Abrir a mente – e o coração – para o mundo desconhecido do meu adolescente me deu a chance de compreender e participar de sua vida de perto; enxerga-lo de uma lente diferente me permitiu vislumbrar novos caminhos de aperfeiçoamento pessoal e familiar; a sobretudo, manter-me conectada com ele para seguir realizando novos roteiros atualizados pelo mundo de hoje.

Inevitavelmente, o filme inicial e idealizado ganhou novos atores, novo cenário, nova direção. O filme diariamente reconfigurado com novas exigências me ensina que formar família perfeita pode até ter começo mas nunca, fim.

Graças a esta e muitas outras idealizações desconstruídas, minhas chances de torna-lo melhor do que a versão inicial aumentam. Renovadas, finalmente, entendo: família é obra imperfeita que se aprimora a cada dia. Continuamente. Para sempre.

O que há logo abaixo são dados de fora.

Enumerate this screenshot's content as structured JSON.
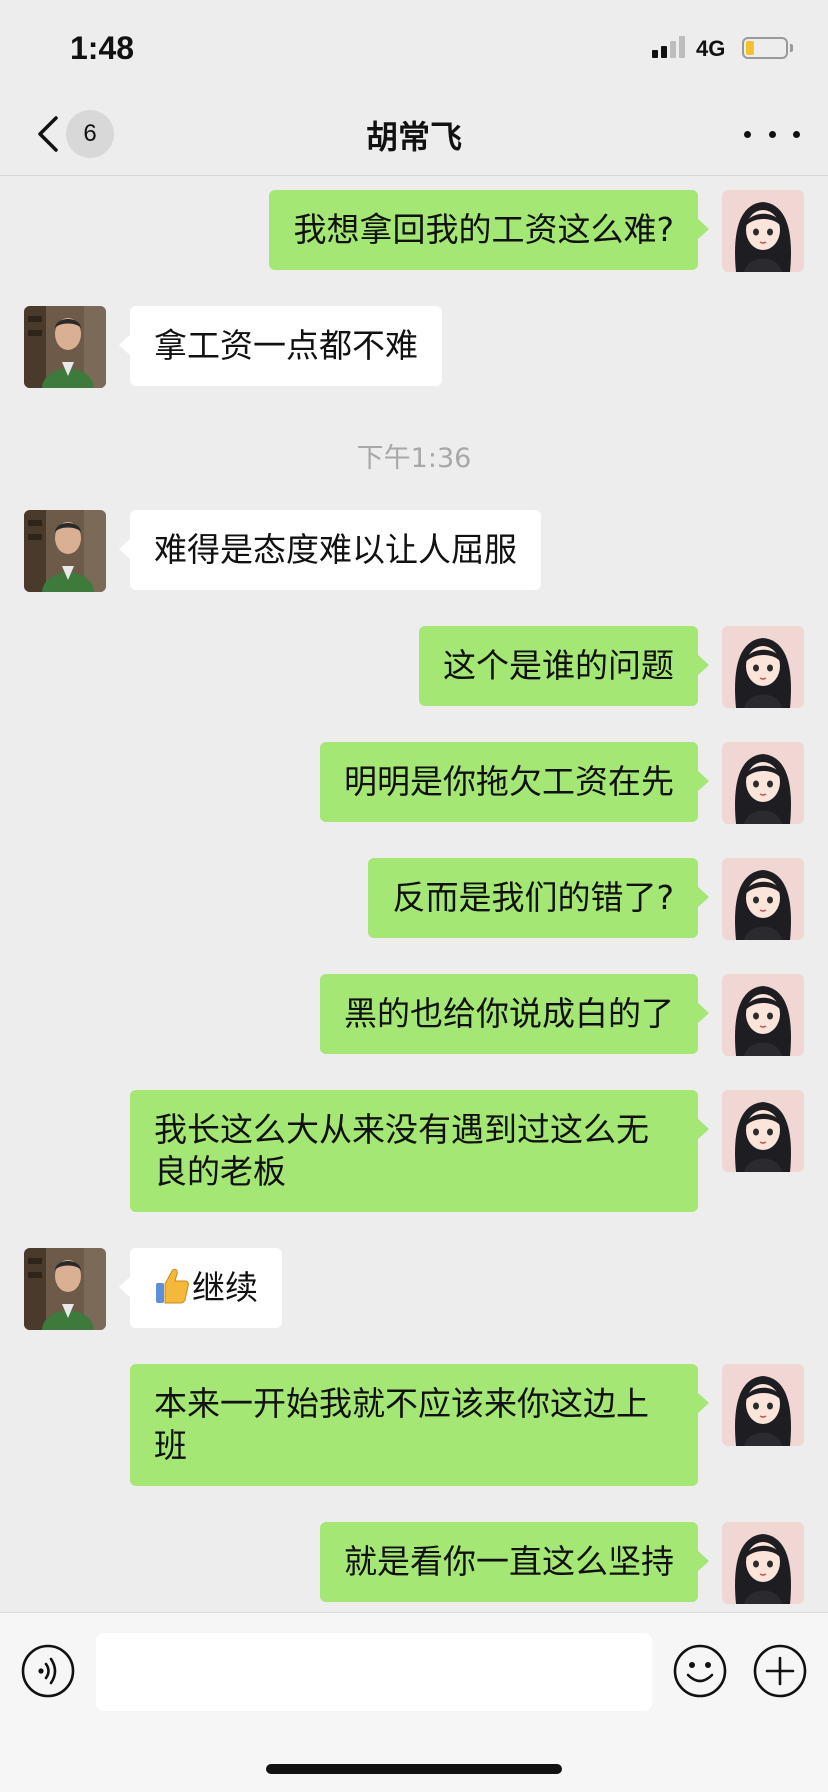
{
  "status_bar": {
    "time": "1:48",
    "network": "4G",
    "battery_color": "#f2c230"
  },
  "nav": {
    "unread_count": "6",
    "title": "胡常飞",
    "icons": [
      "chevron-left-icon",
      "more-icon"
    ]
  },
  "messages": [
    {
      "side": "right",
      "text": "我想拿回我的工资这么难?"
    },
    {
      "side": "left",
      "text": "拿工资一点都不难"
    },
    {
      "side": "left",
      "text": "难得是态度难以让人屈服"
    },
    {
      "side": "right",
      "text": "这个是谁的问题"
    },
    {
      "side": "right",
      "text": "明明是你拖欠工资在先"
    },
    {
      "side": "right",
      "text": "反而是我们的错了?"
    },
    {
      "side": "right",
      "text": "黑的也给你说成白的了"
    },
    {
      "side": "right",
      "text": "我长这么大从来没有遇到过这么无",
      "text2": "良的老板"
    },
    {
      "side": "left",
      "text": "继续",
      "emoji": "thumbs-up-icon"
    },
    {
      "side": "right",
      "text": "本来一开始我就不应该来你这边上",
      "text2": "班"
    },
    {
      "side": "right",
      "text": "就是看你一直这么坚持"
    }
  ],
  "time_separator": "下午1:36",
  "input_bar": {
    "value": "",
    "icons": [
      "voice-icon",
      "emoji-icon",
      "plus-icon"
    ]
  },
  "colors": {
    "sent_bubble": "#a4e774",
    "received_bubble": "#ffffff",
    "background": "#ededed"
  }
}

Leituras sugeridas:  Relacionamento entre pais, filhos e tecnologia, Sobre games, adolescentes e superação

2 Comments

  • Lisandra 17 de maio de 2018 at 12:17

    Obrigada por este texto. Encontrei-me nele em quase todas as palavras. Estou na fase “Quem é você? Cadê meu bebê?”, tentando encontrar a porta que vai me conectar de volta à minha menina.

  • Adriana Fabrício 15 de abril de 2018 at 10:00

    Concordo com você. É muito bom saber que uma mãe”acerta” em aceitar o “erro de ser uma mãe perfeita” e abraça a causa do seu filho adolescente. Quando era adolescente não questionava a minha mãe, mesmo sabendo de seus exageros RS. Já a minha irmã tinha um comportamento parecido com o de seu filho: crítico e ácido mas, na maioria das vezes, era tranquila. Mamãe fez exatamente consigo o que você faz com o seu filho. Passou a sair conosco em festas, shows e vimos o quanto ela era “ser humano” com defeitos, erros e acertos. cresci, casei e tenho uma filha que é uma benção de Deus para a minha vida em todos os sentidos. Sou mãe de adolescente hoje, entrei em seu “mundo” agora, recebo as críticas também, muito ácidas e magoam mesmo, eles querem saber como nos comportamos quando somos contrariados, porque fazemos isso com eles desde que nascem. Porém, a vida é divertida com ela porque aprendi a ser simples, resgatei a minha adolescência, conto as minha experiências para ela (e para os amigos também, rs) virei “amiga”. Isso é importante porque ela sabe que tem uma mãe, mas quando precisar, tem uma amiga mais velha. Dou a minha cara a tapa, é a aninha opinião, mas devemos ensinar a criança no caminho em que se deve andar, quando envelhecer, não se desviará dele. Caminhos cheios de intempéries, mas ricos de amor e felicidade. Obrigada por abrir uma chance de compartilhar minha opinião com você e com todos.